China Reduced Its Holdings of U.S. Treasuries by Most on Record in August By Daniel Kruger - Oct 18, 2011
China, the largest-foreign lender to the U.S., reduced its holdings of Treasuries in August by the most in at least a decade as the stripping of America’s AAA credit rating by Standard & Poor’s sent yields to record lows.
The world’s second-largest economy cut its position in U.S. government securities by $36.5 billion, or 3.1 percent, to $1.14 trillion, according to Treasury Department data released yesterday in Washington. At the same time, the data showed total foreign ownership increased 2 percent to a record $4.57 trillion as global investors sought a refuge from the financial market turmoil that followed the downgrade.
Treasuries beat stocks and commodities in August as the combination of the downgrade to AA+, slowing U.S. growth and Europe’s debt crisis drove investors into the world’s biggest and most-liquid debt market. The Treasury data also showed that holdings of Treasuries increased in the U.K. and Caribbean, where other nations often conduct purchases through.
The move in China’s figure “is not a question of people disinvesting in the U.S. because there’s a negative macro outlook,” said James Caron, head of U.S. interest-rate strategy at Morgan Stanley in New York, one of 22 primary dealers that trade Treasuries with the Federal Reserve. “This is a lot more technical in nature that has to do with dollar strengthening and opportunistic selling, given how low yields went.”

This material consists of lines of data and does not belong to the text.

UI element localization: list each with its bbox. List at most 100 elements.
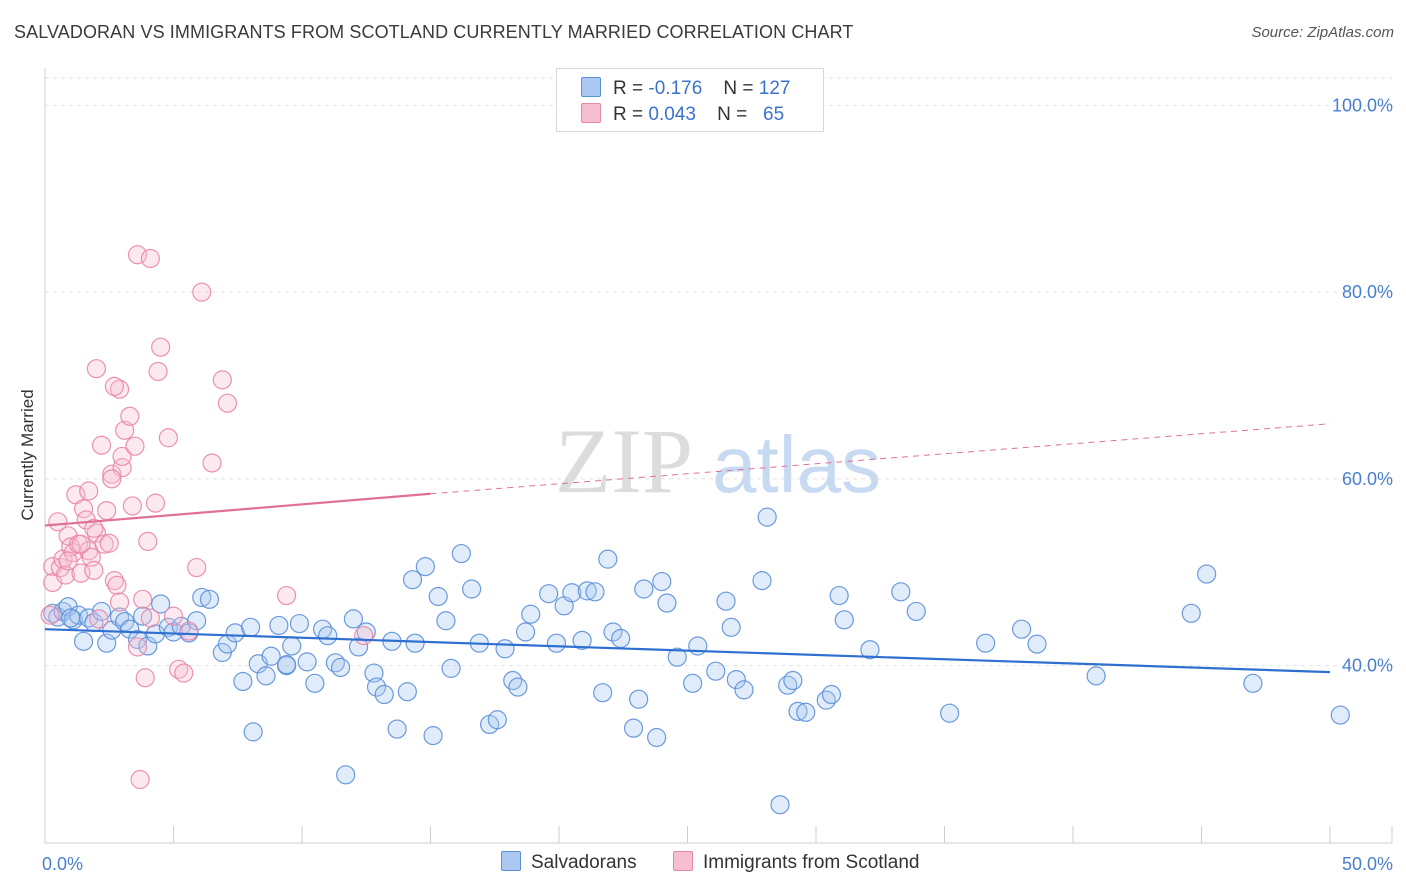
salvadorans-point-73 bbox=[546, 633, 567, 653]
scotland-point-32 bbox=[127, 637, 148, 657]
scotland-point-50 bbox=[102, 469, 122, 489]
salvadorans-point-93 bbox=[716, 591, 736, 611]
salvadorans-point-103 bbox=[796, 702, 816, 722]
legend-n-label: N = bbox=[723, 78, 754, 99]
salvadorans-point-114 bbox=[1027, 634, 1047, 654]
scotland-point-58 bbox=[104, 376, 124, 397]
salvadorans-point-109 bbox=[891, 582, 911, 602]
legend-n-value: 65 bbox=[763, 104, 785, 125]
y-axis-label: Currently Married bbox=[18, 389, 37, 520]
gridlines bbox=[45, 77, 1392, 667]
legend-label-salvadorans: Salvadorans bbox=[531, 852, 637, 873]
salvadorans-point-68 bbox=[503, 670, 523, 691]
salvadorans-point-122 bbox=[276, 655, 297, 675]
salvadorans-point-34 bbox=[261, 646, 281, 666]
salvadorans-point-75 bbox=[562, 583, 582, 603]
salvadorans-point-17 bbox=[138, 636, 158, 656]
salvadorans-point-79 bbox=[593, 683, 613, 703]
watermark-atlas: atlas bbox=[712, 420, 881, 509]
salvadorans-point-108 bbox=[860, 640, 880, 660]
salvadorans-point-6 bbox=[73, 631, 94, 651]
scotland-point-55 bbox=[174, 663, 194, 683]
trend-line-scotland bbox=[44, 492, 431, 527]
y-tick-label-0: 100.0% bbox=[1332, 95, 1393, 115]
salvadorans-point-81 bbox=[603, 622, 623, 642]
y-tick-label-1: 80.0% bbox=[1342, 282, 1393, 302]
salvadorans-point-31 bbox=[241, 617, 261, 637]
salvadorans-point-116 bbox=[1181, 603, 1201, 623]
salvadorans-point-61 bbox=[441, 658, 461, 678]
chart-title: SALVADORAN VS IMMIGRANTS FROM SCOTLAND C… bbox=[14, 22, 854, 42]
legend-r-value: 0.043 bbox=[648, 104, 696, 125]
scotland-point-63 bbox=[125, 436, 145, 456]
legend-n-value: 127 bbox=[758, 78, 791, 99]
scotland-point-38 bbox=[151, 337, 171, 357]
salvadorans-point-47 bbox=[348, 637, 369, 657]
scotland-point-30 bbox=[120, 406, 140, 426]
legend-row-scotland: R = 0.043 N = 65 bbox=[581, 103, 784, 129]
salvadorans-point-97 bbox=[752, 571, 772, 591]
scotland-point-26 bbox=[107, 575, 127, 595]
scotland-point-33 bbox=[133, 589, 153, 609]
salvadorans-point-62 bbox=[451, 543, 471, 564]
salvadorans-point-88 bbox=[657, 593, 677, 613]
scotland-point-34 bbox=[138, 531, 158, 552]
scotland-point-35 bbox=[140, 608, 160, 628]
scotland-point-20 bbox=[89, 609, 109, 629]
trend-line-scotland-extension bbox=[430, 423, 1331, 495]
tick-labels: 100.0% 80.0% 60.0% 40.0% 0.0% 50.0% bbox=[42, 95, 1393, 874]
legend-r-value: -0.176 bbox=[648, 78, 703, 99]
salvadorans-point-77 bbox=[577, 581, 597, 601]
salvadorans-point-85 bbox=[634, 579, 654, 599]
x-tick-label-0: 0.0% bbox=[42, 854, 83, 874]
salvadorans-point-98 bbox=[757, 507, 777, 527]
scotland-point-60 bbox=[58, 551, 78, 571]
scotland-point-42 bbox=[179, 621, 199, 641]
salvadorans-point-39 bbox=[297, 652, 317, 672]
salvadorans-point-94 bbox=[721, 617, 741, 637]
salvadorans-point-24 bbox=[187, 611, 207, 631]
salvadorans-point-16 bbox=[133, 606, 153, 626]
scotland-point-43 bbox=[187, 557, 207, 578]
salvadorans-point-117 bbox=[1197, 564, 1217, 584]
scotland-point-51 bbox=[127, 245, 148, 265]
scotland-point-61 bbox=[84, 518, 104, 538]
salvadorans-point-110 bbox=[906, 601, 926, 622]
salvadorans-point-9 bbox=[91, 601, 112, 622]
salvadorans-point-42 bbox=[318, 626, 338, 646]
trend-line-salvadorans bbox=[44, 628, 1331, 674]
y-tick-label-3: 40.0% bbox=[1342, 656, 1393, 676]
scotland-point-62 bbox=[91, 435, 112, 455]
scotland-point-47 bbox=[217, 393, 238, 413]
legend-item-salvadorans[interactable]: Salvadorans bbox=[501, 851, 637, 874]
scotland-point-49 bbox=[86, 359, 107, 379]
salvadorans-point-44 bbox=[330, 657, 351, 678]
salvadorans-point-113 bbox=[1011, 619, 1032, 639]
salvadorans-point-119 bbox=[1330, 705, 1350, 725]
scotland-point-27 bbox=[109, 379, 130, 399]
salvadorans-point-82 bbox=[611, 628, 631, 649]
salvadorans-point-53 bbox=[387, 719, 407, 739]
legend-swatch-blue bbox=[581, 77, 601, 97]
scotland-point-22 bbox=[97, 500, 117, 521]
source-credit: Source: ZipAtlas.com bbox=[1251, 24, 1394, 41]
salvadorans-point-55 bbox=[402, 570, 423, 590]
salvadorans-point-72 bbox=[539, 584, 559, 604]
salvadorans-point-112 bbox=[976, 633, 996, 653]
salvadorans-point-66 bbox=[487, 710, 507, 730]
salvadorans-point-106 bbox=[829, 585, 849, 606]
legend-item-scotland[interactable]: Immigrants from Scotland bbox=[673, 851, 919, 874]
scotland-point-56 bbox=[276, 585, 297, 606]
salvadorans-point-25 bbox=[192, 587, 212, 608]
salvadorans-point-51 bbox=[374, 684, 394, 705]
scotland-point-46 bbox=[212, 370, 232, 390]
salvadorans-point-87 bbox=[652, 571, 672, 592]
salvadorans-point-111 bbox=[940, 703, 960, 723]
scotland-point-52 bbox=[140, 248, 160, 269]
scotland-point-45 bbox=[202, 453, 222, 473]
series-scotland-points bbox=[40, 245, 374, 790]
salvadorans-point-90 bbox=[683, 673, 703, 693]
salvadorans-point-19 bbox=[151, 594, 171, 614]
salvadorans-point-115 bbox=[1086, 666, 1106, 686]
salvadorans-point-118 bbox=[1243, 673, 1263, 693]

Treasuries returned 2.8 percent in August, while the global bond market gained 1.99 percent, according to Bank of America Merrill Lynch index data. The MSCI All-Country World Index of stocks fell 7 percent the same month, the biggest slump since May 2010, and the Standard & Poor’s GSCI Total Return Index of commodities lost 1.8 percent. Since August, the U.S. Treasury Master Index has gained 0.76 percent through Oct. 17.